Timczasem do wyborów na płaszczyźnie krajowej pozostaje tylko garstka kandydatów. Obecnie jednymi z tzw. kontrkandydatów są: Aleh Hajdukiewicz, lider Liberalno-Demokratycznej Partii Białorusi, oraz Hannę Kanapacką, niegdyś opozycjonistka, a obecnie marginalna figura w politycznym teatrze Łukaszenki.
Sytuacja w więzieniach białoruskich pozostaje dramatyczna – według Centrum Obrony Praw Człowieka „Wiasna”, obecnie w więzieniach przebywa co najmniej 1253 więźniów politycznych. W ciągu ostatnich miesięcy, w obliczu nadchodzących wyborów, rząd nasilił represje, a wiele osób zostało aresztowanych za uczestnictwo w nieformalnych grupach internetowych, które białoruskie władze uznają za ekstremistyczne.
Prawo w Białorusi zezwala na odbieranie dzieci rodzicom skazanym za działalność polityczną, co jest kolejnym narzędziem zastraszania. Rząd Łukaszenki robi wszystko, aby nie dopuścić do jakichkolwiek protestów, w tym także poza granicami.
Eskalacja napięć w relacjach z Polską i Zachodem może mieć swoje źródła w ostatnich wydarzeniach, które ukazują chęć nowego otwarcia ze strony Łukaszenki, obliczoną na zmniejszenie napięć i złagodzenie kryzysu migracyjnego na granicy z Polską. Z drugiej strony, Łukaszenko może preferować utrzymanie status quo, kalkulując, iż lepsze relacje z Polską mogą przyczynić się do poprawy sytuacji gospodarczej.
Zarówno zmiana polityki zagranicznej, jak i fakt, iż Łukaszenko chce przedstawić się światu jako niekrwawy dyktator, który jest otwarty na dialog, stoją w sprzeczności z brutalnymi realiami panującymi w kraju.
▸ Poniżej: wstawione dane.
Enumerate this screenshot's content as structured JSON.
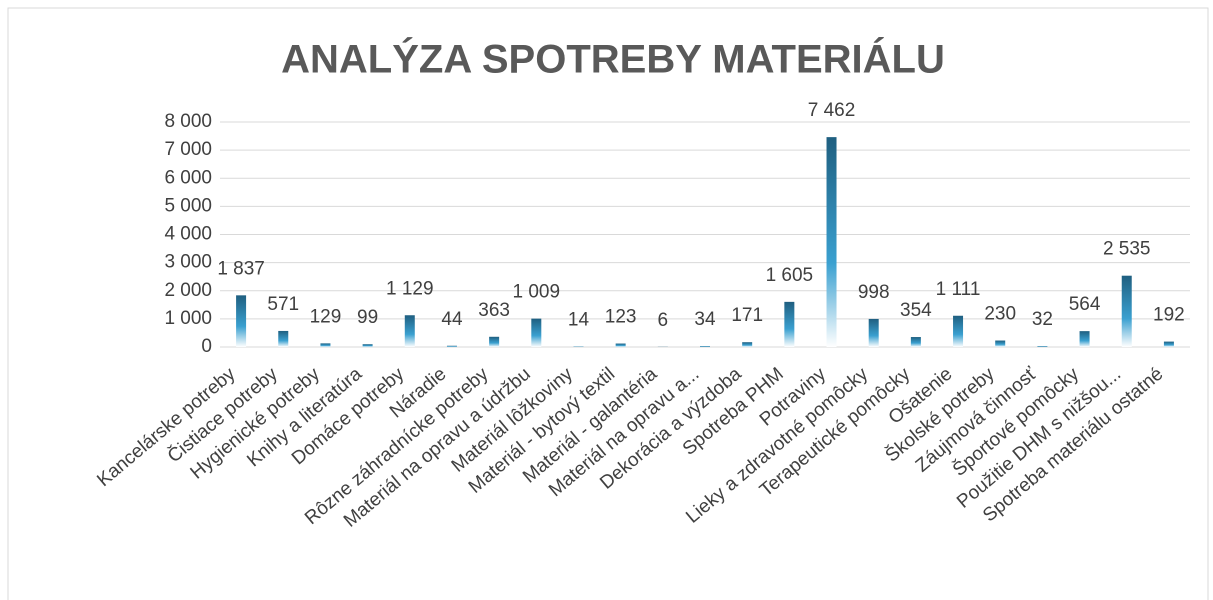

Przyspieszone wybory oraz konsultacje z Chinami niestety są również wahadłem, które może w każdej chwili powrócić w stronę twardych metod rządzenia.
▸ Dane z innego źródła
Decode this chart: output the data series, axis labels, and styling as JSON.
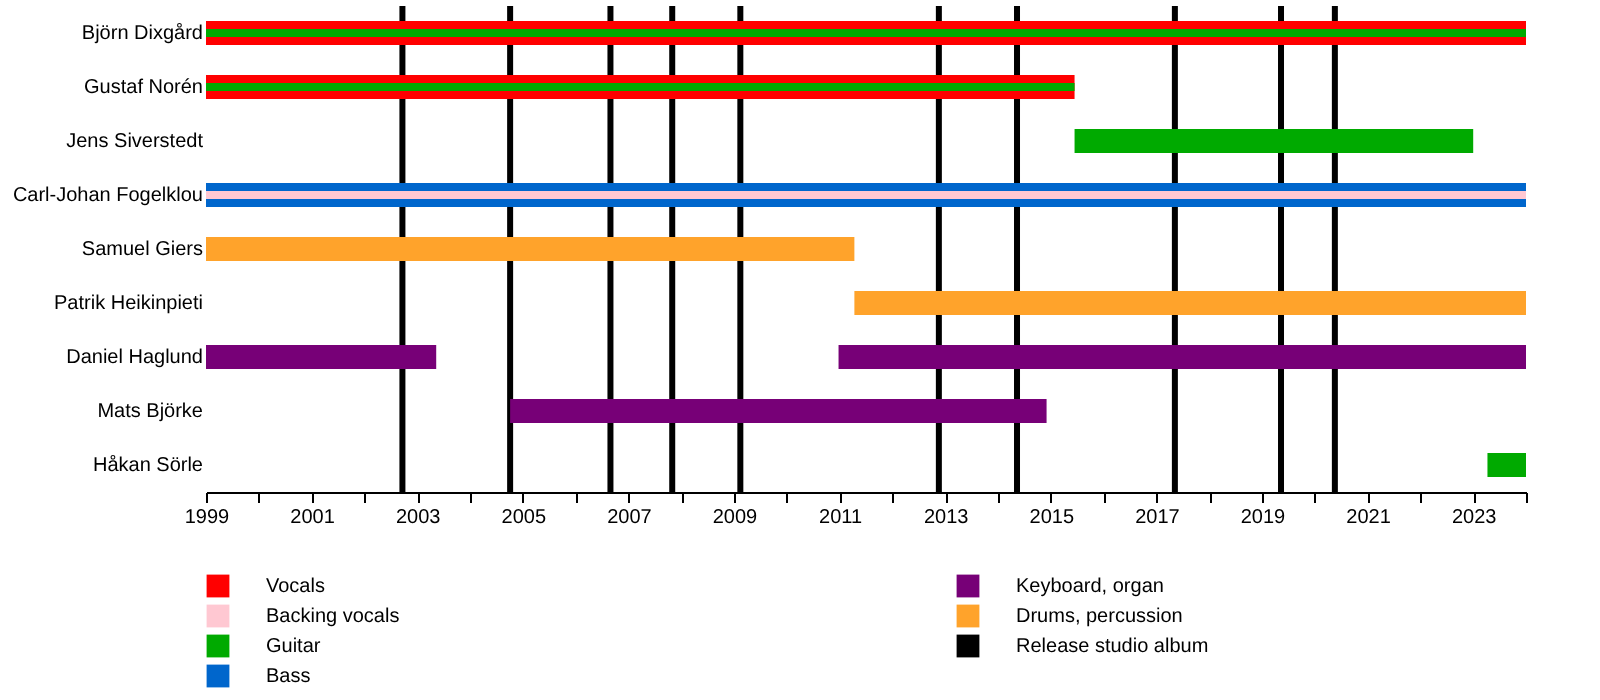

W nadchodzących miesiącach trzeba się spodziewać dalszych napięć oraz możliwych wspólnych przedsięwzięć wojskowych z Rosją. Przyszłość Białorusi w kontekście współpracy ze Wschodem i Zachodem pozostaje niewiadomą, a działania Łukaszenki jednoznacznie wskazują, że nie zamierza on poddawać się bez walki – przed ewentualnym oddaniem władzy zamierza zdobyć jak najlepszą pozycję w nadchodzących rozmowach międzynarodowych.